The state-by-state pattern is uneven. Mid-Atlantic and Northeast states (Pennsylvania, Ohio, West Virginia, Kentucky, Indiana) had the largest absolute coal generation declines because they had the largest coal fleets to begin with. Southeastern states (Georgia, Alabama, Mississippi, Tennessee) shifted aggressively to natural gas combined-cycle plants. Texas combined modest coal-to-gas with substantial renewable build-out. Mountain West states (Montana, Wyoming, Utah, Colorado) reduced coal more slowly because of regional grid economics and political factors.

Some states have essentially exited coal. California has not generated meaningful coal-fired electricity in years; the state's small remaining coal share comes from imported electricity. Several New England states (Massachusetts, Rhode Island, Connecticut) retired their coal plants over the last decade. New York retired the last operating coal plant in the state in 2020. The Pacific Northwest has very little coal generation because of abundant hydroelectric capacity.

Some states remain heavily coal-dependent. Wyoming, West Virginia, Kentucky, Indiana, and Missouri still rely on coal for substantially more than half of their in-state generation. These states have lower electricity rates than the national average because coal generation has been built out and depreciated, and the variable cost of operation is competitive with natural gas at current fuel prices. The coal-dependent states are also coal-producing states; the political economy of coal reduction is harder there than in non-producing states.

The replacement fuel pattern shows in the EIA data. About 60 percent of the coal-generation reduction has been replaced by natural gas; about 35 percent has been replaced by wind and solar; the remainder has been replaced by efficiency gains (less total generation needed) and nuclear (steady share). The pattern varies by state: gas-rich states replaced more coal with gas, wind-rich states replaced more coal with wind, and California replaced essentially all coal with renewables-plus-gas.

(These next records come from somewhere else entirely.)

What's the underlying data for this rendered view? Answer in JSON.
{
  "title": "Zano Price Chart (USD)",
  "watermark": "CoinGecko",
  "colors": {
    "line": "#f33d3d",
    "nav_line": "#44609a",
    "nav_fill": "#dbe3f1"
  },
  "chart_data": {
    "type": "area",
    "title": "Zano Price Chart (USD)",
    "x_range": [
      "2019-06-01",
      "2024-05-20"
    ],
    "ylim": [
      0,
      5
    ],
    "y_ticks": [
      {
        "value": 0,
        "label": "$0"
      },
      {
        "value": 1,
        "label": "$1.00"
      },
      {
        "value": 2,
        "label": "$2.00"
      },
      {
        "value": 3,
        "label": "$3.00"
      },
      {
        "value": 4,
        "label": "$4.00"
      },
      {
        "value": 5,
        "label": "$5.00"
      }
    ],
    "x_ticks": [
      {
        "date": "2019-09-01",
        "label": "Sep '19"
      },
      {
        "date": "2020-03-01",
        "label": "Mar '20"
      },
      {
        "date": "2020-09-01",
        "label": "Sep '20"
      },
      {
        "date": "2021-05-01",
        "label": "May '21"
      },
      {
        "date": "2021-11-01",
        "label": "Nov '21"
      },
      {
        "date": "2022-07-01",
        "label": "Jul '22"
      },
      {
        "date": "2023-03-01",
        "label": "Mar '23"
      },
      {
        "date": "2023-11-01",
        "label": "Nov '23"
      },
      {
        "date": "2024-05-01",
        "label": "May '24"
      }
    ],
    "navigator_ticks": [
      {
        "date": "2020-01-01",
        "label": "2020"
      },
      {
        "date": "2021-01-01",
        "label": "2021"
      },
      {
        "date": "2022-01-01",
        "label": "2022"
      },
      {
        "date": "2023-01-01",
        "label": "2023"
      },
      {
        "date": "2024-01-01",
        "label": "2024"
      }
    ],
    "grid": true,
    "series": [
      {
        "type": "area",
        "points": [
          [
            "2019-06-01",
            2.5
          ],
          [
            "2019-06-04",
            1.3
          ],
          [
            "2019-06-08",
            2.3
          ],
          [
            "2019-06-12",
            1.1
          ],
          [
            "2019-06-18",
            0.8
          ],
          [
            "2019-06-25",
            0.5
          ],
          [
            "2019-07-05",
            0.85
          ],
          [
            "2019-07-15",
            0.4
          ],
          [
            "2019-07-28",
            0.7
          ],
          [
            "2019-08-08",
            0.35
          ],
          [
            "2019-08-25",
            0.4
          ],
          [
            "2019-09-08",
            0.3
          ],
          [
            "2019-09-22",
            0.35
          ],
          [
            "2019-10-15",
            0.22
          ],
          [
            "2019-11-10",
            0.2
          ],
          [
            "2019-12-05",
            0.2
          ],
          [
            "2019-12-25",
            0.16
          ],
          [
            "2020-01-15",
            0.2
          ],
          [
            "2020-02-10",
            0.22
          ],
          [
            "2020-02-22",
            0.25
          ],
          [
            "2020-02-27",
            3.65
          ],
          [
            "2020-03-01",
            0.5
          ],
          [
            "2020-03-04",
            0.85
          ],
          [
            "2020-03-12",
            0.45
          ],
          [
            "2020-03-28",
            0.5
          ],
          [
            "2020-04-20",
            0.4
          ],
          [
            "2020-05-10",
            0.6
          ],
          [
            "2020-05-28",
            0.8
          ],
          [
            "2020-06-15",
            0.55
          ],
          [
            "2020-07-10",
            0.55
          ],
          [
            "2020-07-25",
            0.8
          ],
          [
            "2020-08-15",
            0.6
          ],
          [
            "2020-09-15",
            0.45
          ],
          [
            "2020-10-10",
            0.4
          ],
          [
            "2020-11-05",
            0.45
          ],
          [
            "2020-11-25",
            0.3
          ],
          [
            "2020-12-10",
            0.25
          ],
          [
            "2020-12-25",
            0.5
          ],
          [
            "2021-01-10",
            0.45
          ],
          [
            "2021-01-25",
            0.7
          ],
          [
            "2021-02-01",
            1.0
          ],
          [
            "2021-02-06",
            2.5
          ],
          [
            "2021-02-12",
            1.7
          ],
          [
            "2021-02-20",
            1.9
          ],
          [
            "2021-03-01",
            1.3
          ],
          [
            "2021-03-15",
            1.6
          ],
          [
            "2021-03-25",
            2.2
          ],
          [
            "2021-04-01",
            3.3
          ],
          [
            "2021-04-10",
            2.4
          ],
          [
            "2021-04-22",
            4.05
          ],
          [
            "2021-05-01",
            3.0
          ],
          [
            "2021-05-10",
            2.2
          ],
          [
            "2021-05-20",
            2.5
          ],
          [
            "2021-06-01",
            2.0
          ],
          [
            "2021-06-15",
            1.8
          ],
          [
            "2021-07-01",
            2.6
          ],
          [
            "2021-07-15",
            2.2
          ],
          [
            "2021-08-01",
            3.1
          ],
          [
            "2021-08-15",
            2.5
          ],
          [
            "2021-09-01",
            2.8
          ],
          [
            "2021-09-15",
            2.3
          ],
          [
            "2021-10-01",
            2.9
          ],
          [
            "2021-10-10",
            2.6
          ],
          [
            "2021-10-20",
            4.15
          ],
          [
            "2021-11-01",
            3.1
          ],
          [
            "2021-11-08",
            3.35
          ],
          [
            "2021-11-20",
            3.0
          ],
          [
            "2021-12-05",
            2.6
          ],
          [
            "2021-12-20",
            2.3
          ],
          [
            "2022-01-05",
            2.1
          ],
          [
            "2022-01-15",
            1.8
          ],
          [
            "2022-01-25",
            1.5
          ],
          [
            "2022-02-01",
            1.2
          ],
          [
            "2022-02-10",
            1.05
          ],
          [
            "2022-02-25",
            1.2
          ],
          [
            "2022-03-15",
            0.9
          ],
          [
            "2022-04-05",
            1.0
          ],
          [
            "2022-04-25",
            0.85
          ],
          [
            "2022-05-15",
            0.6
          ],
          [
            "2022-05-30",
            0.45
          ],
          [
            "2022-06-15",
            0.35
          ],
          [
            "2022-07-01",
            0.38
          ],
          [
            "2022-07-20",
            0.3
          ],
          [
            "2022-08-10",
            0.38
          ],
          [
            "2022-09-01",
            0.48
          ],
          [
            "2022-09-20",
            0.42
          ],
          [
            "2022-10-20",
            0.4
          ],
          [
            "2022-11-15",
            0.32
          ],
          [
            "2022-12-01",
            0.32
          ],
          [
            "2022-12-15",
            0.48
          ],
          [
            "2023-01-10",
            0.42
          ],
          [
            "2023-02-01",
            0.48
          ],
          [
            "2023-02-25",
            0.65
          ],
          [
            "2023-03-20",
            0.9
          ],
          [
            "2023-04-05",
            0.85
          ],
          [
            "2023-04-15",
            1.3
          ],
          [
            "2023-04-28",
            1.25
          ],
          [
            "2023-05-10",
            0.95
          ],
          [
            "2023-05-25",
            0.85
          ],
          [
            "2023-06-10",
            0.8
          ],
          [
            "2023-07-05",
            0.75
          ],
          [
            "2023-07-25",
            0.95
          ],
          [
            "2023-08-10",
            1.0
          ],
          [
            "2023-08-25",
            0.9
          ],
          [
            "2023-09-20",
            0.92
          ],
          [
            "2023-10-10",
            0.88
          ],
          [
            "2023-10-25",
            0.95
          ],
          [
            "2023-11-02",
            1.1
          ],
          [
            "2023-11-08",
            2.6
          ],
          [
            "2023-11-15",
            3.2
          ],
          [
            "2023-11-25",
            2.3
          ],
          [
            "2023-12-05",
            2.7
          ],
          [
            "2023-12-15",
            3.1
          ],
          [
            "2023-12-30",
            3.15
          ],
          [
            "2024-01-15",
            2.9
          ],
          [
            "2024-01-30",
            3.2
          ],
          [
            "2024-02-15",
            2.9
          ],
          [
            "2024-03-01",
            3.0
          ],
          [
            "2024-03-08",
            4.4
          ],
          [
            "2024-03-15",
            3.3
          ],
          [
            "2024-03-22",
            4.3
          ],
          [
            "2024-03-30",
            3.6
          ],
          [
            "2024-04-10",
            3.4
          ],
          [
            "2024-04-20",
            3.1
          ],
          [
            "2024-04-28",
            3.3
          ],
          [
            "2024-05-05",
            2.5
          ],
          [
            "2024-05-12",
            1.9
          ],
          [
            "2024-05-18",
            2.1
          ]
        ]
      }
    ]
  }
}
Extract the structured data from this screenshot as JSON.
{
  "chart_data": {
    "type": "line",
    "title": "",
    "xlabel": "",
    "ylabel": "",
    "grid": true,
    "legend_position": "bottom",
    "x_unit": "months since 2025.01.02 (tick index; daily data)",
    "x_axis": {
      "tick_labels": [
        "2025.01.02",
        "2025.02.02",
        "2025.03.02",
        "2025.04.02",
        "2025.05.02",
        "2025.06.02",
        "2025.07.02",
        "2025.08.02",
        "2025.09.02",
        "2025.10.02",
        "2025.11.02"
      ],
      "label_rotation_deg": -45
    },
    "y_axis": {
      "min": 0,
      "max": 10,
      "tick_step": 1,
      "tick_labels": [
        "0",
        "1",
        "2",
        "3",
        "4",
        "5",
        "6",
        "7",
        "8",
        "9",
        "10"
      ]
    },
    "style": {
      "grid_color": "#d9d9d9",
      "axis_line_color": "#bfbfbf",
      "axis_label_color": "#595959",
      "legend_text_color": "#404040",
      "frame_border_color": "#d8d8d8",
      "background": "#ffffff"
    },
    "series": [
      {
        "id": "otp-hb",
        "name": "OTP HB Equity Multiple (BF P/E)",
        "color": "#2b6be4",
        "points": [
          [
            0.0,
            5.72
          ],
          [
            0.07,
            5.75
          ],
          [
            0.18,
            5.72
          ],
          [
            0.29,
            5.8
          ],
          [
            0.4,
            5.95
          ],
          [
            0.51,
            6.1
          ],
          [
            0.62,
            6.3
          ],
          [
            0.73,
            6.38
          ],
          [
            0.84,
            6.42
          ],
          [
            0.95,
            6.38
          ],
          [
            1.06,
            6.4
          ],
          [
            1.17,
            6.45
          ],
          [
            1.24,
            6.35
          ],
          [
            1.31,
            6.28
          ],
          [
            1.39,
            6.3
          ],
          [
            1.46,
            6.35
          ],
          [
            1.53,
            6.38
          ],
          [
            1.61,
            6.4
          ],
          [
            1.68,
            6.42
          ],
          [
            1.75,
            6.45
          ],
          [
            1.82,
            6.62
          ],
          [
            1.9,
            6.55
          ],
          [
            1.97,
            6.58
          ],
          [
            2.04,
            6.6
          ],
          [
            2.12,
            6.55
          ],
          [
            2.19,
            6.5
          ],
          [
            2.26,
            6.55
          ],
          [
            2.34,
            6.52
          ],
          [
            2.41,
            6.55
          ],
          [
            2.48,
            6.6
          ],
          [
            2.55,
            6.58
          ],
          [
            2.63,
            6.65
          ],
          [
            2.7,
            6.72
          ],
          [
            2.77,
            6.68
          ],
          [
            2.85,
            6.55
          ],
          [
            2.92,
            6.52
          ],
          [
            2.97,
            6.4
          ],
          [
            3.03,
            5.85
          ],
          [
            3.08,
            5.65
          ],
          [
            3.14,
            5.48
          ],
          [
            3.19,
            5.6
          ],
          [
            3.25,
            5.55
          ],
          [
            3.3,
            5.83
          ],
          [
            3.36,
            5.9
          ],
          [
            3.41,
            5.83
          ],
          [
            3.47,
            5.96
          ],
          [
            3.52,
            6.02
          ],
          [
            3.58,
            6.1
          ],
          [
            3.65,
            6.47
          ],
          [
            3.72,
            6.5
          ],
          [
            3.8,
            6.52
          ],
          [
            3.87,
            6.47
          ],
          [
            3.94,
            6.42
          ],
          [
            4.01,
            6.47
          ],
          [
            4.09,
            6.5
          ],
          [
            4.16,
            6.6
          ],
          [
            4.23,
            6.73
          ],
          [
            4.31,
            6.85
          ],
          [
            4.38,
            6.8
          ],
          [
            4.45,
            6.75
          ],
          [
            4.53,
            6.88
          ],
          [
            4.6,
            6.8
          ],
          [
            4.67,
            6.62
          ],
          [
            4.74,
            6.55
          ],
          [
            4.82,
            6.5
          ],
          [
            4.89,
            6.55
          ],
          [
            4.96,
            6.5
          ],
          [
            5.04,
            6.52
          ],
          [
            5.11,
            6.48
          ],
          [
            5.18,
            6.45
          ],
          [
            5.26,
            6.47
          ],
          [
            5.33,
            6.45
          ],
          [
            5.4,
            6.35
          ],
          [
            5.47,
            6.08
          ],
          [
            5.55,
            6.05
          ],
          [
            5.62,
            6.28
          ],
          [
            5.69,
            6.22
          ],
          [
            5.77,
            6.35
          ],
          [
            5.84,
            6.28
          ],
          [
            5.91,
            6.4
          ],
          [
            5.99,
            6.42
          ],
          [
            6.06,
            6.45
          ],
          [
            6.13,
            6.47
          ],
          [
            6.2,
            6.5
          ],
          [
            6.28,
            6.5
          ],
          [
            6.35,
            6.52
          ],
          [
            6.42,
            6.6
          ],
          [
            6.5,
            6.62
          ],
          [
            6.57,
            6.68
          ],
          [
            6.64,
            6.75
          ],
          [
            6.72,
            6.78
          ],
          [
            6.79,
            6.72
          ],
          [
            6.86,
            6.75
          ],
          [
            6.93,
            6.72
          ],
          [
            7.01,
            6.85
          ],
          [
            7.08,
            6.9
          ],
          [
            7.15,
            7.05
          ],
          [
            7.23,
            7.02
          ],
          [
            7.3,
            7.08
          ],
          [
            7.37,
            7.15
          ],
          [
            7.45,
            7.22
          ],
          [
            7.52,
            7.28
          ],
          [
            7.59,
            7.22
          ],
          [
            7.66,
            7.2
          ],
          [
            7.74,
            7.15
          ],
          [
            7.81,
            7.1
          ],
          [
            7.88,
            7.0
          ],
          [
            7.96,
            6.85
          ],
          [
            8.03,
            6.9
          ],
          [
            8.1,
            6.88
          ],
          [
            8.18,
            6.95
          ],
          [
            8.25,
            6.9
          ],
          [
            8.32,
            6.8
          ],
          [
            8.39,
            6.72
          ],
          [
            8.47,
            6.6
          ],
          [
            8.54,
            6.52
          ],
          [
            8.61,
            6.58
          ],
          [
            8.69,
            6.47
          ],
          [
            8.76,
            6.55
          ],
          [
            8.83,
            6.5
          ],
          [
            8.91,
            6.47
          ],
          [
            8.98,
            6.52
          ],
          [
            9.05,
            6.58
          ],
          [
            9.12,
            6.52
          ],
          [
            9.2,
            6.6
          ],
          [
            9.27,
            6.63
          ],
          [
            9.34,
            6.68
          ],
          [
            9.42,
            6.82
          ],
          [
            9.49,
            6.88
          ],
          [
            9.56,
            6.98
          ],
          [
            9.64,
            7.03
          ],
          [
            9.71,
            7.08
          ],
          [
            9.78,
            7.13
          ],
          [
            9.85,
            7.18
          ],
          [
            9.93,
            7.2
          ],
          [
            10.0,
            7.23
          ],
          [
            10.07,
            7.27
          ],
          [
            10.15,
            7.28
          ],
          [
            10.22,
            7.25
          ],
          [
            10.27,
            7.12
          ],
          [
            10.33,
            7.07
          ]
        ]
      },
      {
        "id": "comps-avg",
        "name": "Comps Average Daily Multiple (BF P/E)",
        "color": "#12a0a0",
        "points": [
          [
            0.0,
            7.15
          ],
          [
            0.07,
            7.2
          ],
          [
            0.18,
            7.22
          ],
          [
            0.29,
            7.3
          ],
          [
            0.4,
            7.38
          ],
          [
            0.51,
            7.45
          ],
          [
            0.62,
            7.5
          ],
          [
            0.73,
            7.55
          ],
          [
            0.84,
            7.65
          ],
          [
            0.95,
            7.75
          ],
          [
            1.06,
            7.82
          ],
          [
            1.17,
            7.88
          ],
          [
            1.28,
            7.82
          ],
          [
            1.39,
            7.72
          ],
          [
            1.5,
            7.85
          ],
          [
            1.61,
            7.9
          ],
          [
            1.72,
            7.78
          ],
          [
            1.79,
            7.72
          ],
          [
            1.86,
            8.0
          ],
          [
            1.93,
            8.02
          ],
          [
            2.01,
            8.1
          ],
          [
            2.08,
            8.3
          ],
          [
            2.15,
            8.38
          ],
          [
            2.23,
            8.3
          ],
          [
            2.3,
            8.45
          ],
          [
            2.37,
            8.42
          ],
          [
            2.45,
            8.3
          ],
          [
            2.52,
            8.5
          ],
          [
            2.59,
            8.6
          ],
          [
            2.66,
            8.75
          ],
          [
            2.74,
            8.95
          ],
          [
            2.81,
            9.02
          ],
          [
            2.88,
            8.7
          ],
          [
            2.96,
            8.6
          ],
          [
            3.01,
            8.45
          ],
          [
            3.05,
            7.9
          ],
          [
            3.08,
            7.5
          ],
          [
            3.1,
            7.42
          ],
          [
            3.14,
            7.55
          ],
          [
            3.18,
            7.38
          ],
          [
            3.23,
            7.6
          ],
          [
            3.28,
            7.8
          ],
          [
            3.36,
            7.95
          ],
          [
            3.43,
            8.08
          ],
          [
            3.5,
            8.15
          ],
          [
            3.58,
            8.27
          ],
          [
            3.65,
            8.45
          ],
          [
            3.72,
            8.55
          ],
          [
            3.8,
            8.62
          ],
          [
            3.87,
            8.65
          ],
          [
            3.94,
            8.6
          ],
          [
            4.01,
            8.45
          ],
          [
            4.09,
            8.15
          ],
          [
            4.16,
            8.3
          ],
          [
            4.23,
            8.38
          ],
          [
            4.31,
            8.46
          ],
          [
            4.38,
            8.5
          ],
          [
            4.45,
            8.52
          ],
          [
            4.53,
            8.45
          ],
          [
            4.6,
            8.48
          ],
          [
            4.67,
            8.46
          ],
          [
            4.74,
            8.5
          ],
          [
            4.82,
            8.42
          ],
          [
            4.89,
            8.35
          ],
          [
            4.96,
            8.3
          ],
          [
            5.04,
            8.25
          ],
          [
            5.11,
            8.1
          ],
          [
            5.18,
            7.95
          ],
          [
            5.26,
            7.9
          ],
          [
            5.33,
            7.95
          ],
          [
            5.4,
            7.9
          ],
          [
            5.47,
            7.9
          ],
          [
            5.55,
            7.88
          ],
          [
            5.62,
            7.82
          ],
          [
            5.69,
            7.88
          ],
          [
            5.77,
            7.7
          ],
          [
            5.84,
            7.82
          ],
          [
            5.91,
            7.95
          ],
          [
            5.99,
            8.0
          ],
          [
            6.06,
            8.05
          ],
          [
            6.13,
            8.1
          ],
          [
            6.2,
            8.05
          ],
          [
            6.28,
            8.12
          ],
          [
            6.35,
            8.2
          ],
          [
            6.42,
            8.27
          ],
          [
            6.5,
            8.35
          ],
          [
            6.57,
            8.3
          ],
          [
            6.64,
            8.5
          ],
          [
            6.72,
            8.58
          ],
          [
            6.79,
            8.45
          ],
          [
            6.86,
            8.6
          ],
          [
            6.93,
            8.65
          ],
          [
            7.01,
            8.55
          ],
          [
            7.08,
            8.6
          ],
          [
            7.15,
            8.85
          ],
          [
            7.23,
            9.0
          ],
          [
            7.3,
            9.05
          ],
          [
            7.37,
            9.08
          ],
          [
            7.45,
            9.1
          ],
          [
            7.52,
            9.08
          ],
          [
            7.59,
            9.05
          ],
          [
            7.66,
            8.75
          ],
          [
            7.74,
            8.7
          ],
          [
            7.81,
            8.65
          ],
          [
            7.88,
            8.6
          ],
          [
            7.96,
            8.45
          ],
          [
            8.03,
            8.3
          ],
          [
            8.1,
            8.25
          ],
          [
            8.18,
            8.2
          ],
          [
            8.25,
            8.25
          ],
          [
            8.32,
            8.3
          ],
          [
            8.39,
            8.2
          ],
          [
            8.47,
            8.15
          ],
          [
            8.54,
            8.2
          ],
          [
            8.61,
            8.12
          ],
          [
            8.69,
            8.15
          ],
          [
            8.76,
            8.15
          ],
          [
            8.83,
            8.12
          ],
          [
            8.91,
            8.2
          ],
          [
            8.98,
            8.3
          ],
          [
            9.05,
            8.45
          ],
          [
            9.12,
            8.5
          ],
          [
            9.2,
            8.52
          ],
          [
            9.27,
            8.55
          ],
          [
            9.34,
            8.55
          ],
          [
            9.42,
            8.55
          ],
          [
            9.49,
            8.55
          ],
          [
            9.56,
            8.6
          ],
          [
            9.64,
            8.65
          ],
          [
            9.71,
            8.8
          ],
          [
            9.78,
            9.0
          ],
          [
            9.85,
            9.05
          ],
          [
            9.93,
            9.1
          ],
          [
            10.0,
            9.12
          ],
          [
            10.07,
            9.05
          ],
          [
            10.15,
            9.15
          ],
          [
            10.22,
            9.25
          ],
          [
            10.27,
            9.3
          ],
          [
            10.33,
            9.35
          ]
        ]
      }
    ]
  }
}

Three caveats. First, the coal share figures are based on generation, not consumption; some states import coal-fired electricity from neighboring states. Second, the transition pace has slowed in recent years as the most economic coal retirements have already happened and the remaining coal plants are either more competitive or in states where retirement faces more political resistance. Third, the post-2022 natural gas price increases temporarily slowed the coal-to-gas transition in some markets, though the longer-term direction is unchanged.

The coal-to-gas transition is the largest single change in the U.S. electricity sector in the last 50 years. The EIA Form 923 data is the authoritative federal record of how it has played out at the state level.